Ankara küçük yerdi o zamanlar; herkesin her olayda bir akrabası veya tanıdığı vardı:
Babam, Oğlum, Torunum adlı kitabımda anlatmıştım:
27 Mayıs 1960’ta bir teyzemin kocası askerdi, bir halamın kocası ise Demokrat Parti milletvekili; sembolik olarak “Biri ötekini hapse attı” diyebiliriz.
Sadece 27 Mayıs’ı değil, 21 Mayıs’ı da bizzat yaşadım:
Fethi Gürcan’ın süvari birliği, o gece, Maltepe’deki Koç Öğrenci Yurdu’nun önünden geçti.
Ben o sırada Siyasal Bilgiler son sınıftaydım; girişimi duymuştuk; tavrımızı belirtmek için pencerelere üşüşüp “Yaşasın hükümet”, “Yaşasın İsmet Paşa” diye bağırmıştık.
Sonradan bacanağım olan Yüzbaşı Erol, 28. Tümen Komutanı Nuri Hazer Paşa ile birlikte, 21 Mayıs girişimini bastırmakta fiilen görev yapmış:
Tompson elinde, cipe atlayıp Hazer Paşa’yla birlikte Harbiye’ye ve radyo evine nasıl gittiklerini, oralarda yaşadıkları gerilimli anları, kendi canını ortaya koyarak yaptığı duygusal konuşma ve eylemlerle can kayıplarını nasıl önlediğini uzun uzun anlatırdı.

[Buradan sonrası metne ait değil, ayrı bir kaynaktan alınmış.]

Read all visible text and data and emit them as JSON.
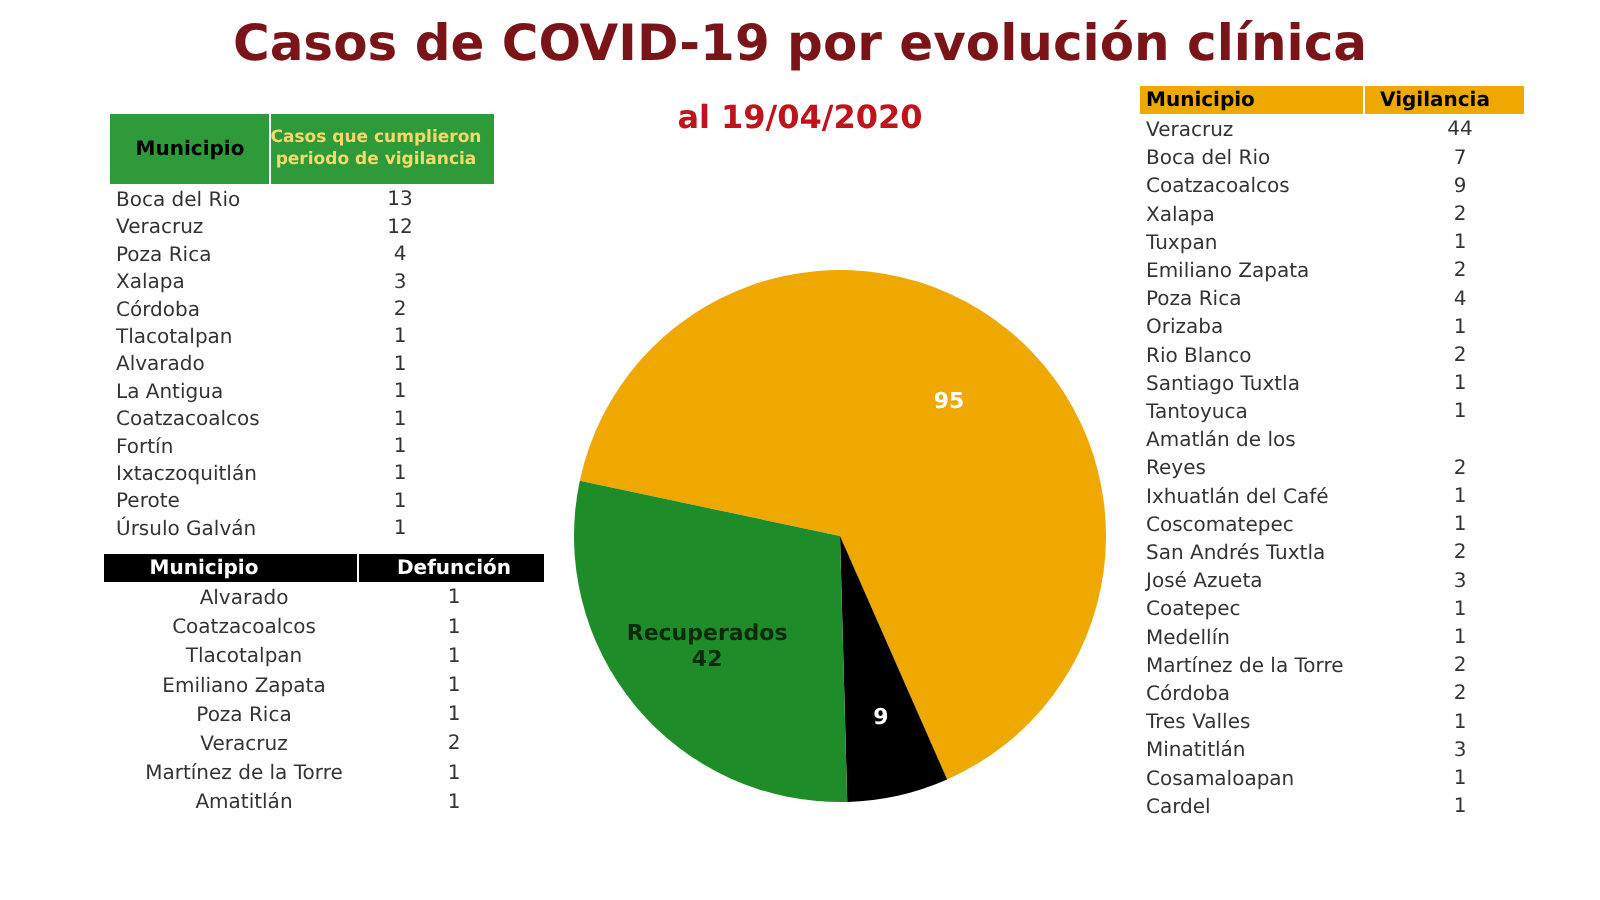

Bugün bir dünürüm de, o sırada öğrenci olduğu için Harbiye’den atılanlardan...
Kendilerine tanınan üniversiteye giriş hakkından yararlanıp ziraat okumuş, profesör olmuş değerli bir bilim insanı; zaten gönülsüz olarak katıldıkları harekât sırasında silahlarını bırakıp çalılıklar arasında kaybolarak nasıl teslim olduklarını anlatır.
En ilginci de, radyo evini basan, tank komutanı İlhan Baş’ın öyküsüdür:
Ordudan emekli edildikten sonra sınava girmiş, TRT elemanı olmuş ve zaman içinde terfi ederek radyo evine müdür atanmıştır!
Allah rahmet eylesin, müstesna bir insandı: “Tankla alamadığım radyo evini, sınavla aldım” der, bu serüveni, “demokrasinin”, “hukuk devletinin” “hoşgörünün” ve “bağışlanmanın” önemini vurgulamak için anlatırdı.

***

Darbeler, karşıdarbeler, acımasızdır, toptancıdır: Daima “kurunun yanında yaş da yanar”...
Toplumda yıllarca kanayan, onulmaz yaralar açılır.
Şimdi, ne yazık ki zaten kana bulanmış olan 15 Temmuz 2016 Cemaat maskaralığından sonra da böyle bir hesaplaşma dönemine girmiş bulunuyoruz.
Dilerim:
Yargıda, üniversitelerde, medyada ve bürokraside yapılan “temizlik” sırasında haksız yere insanların hayatları karartılmaz...
İktidar, “Allahın lütfu” dediği bu maskaralığı, tefessüh etmiş olan devleti yeniden çağdaş bir yapıya kavuşturmak için kullanır...
Ve ülke bu bunalımdan, demokrasiyi sakatlayarak değil, güçlendirerek çıkar!